The Apollo 16 mission has landed on the Moon after a seven-hour crisis that nearly aborted the mission altogether.
Astronauts John Young and Charles Duke became the fifth team to step down onto the Moon at 0324 BST (0224 GMT). They landed in the Descartes crater region of the lunar highlands.
A delighted Charles Duke exclaimed, “Contact!” as the lunar module, Orion, touched down.
His first comment on looking around him was, “We’re not going to have to walk far to pick up rocks.”
It was the end of a seven-hour drama which began at 2036 BST (1936 GMT) the previous evening, when an engine on the command module, Casper, malfunctioned after it had separated from the lunar module.
If the engine had been fired at this point, the craft could have veered out of control or far off course, with disastrous consequences.
The command module has to place itself in a precise orbit above the Moon to be in the right place to pick up the lunar module for the journey home.
As the engine could not be fired, Orion could not be cleared for the landing, and there were serious doubts at mission control that it would be possible to make a landing at all.

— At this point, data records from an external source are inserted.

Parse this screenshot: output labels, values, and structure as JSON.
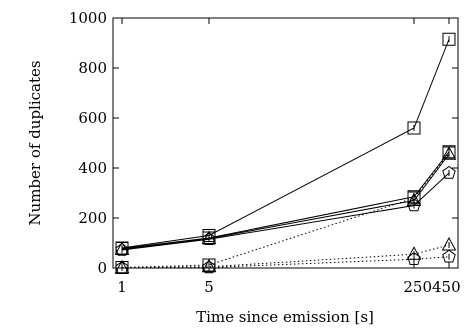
{
  "chart_data": {
    "type": "line",
    "xlabel": "Time since emission [s]",
    "ylabel": "Number of duplicates",
    "x": [
      1,
      5,
      250,
      450
    ],
    "x_tick_labels": [
      "1",
      "5",
      "250450"
    ],
    "ylim": [
      0,
      1000
    ],
    "y_ticks": [
      0,
      200,
      400,
      600,
      800,
      1000
    ],
    "grid": false,
    "series": [
      {
        "marker": "square",
        "line": "solid",
        "values": [
          80,
          130,
          560,
          915
        ]
      },
      {
        "marker": "square",
        "line": "solid",
        "values": [
          78,
          120,
          285,
          465
        ]
      },
      {
        "marker": "triangle",
        "line": "solid",
        "values": [
          75,
          118,
          270,
          455
        ]
      },
      {
        "marker": "pentagon",
        "line": "solid",
        "values": [
          72,
          115,
          250,
          380
        ]
      },
      {
        "marker": "square",
        "line": "dotted",
        "values": [
          2,
          12,
          280,
          460
        ]
      },
      {
        "marker": "triangle",
        "line": "dotted",
        "values": [
          1,
          5,
          55,
          92
        ]
      },
      {
        "marker": "pentagon",
        "line": "dotted",
        "values": [
          0,
          2,
          35,
          45
        ]
      }
    ]
  }
}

Although the astronauts were not believed to be in personal danger, there were fears of another expensive failure like Apollo 13 two years ago, when an explosion on board crippled the spacecraft, aborting the mission and putting its crew at serious risk.
The two Apollo 16 astronauts on the lunar module were told to halt their landing attempt and keep Orion close to Casper in a “station keeping position” in which it would be possible quickly to link the two craft if necessary.
Mission control issued an 0814 BST (0714 GMT) deadline to fix the problem or abandon the mission and return to Earth.
Then shortly before 0300 BST (0200 GMT) the command module pilot, Thomas Mattingly, managed to fire the engine while on the far side of the Moon, out of radio contact.
The command module smoothly moved to the right point orbiting between 60 and 70 miles (95 to 110 km) above the lunar surface.
That cleared the way for the lunar module to begin making its descent.
The delay meant Young and Duke have had to cancel one of their three excursions on the moon buggy they have brought with them, but they should still be able to complete most of the mission as planned.
Courtesy BBC News
In context
The command module pilot who dealt with the engine crisis, Thomas Mattingly, was the astronaut who was taken off the disastrous Apollo 13 mission at the last minute.
The Apollo 16 mission was dogged by major and minor setbacks, but scientifically it was a great success.
It brought back more data than ever before, including 212lbs (96 kg) of moon rock.
The two astronauts took two long drives into the lunar highlands, going higher above the lunar plain and into more rugged terrain than other expeditions.
Their findings challenged the geologists’ view that volcanic activity had formed the Moon’s features.
Instead, they found evidence that the impact of meteorites may have played a larger part than previously thought.
The Apollo programme had already been cut back severely by the time of Apollo 16, and there was only one more manned mission to the Moon, in December 1972.
However, in January 2004 the US President, George Bush, said American astronauts would return to the Moon by 2020 as the launching point for missions further into space.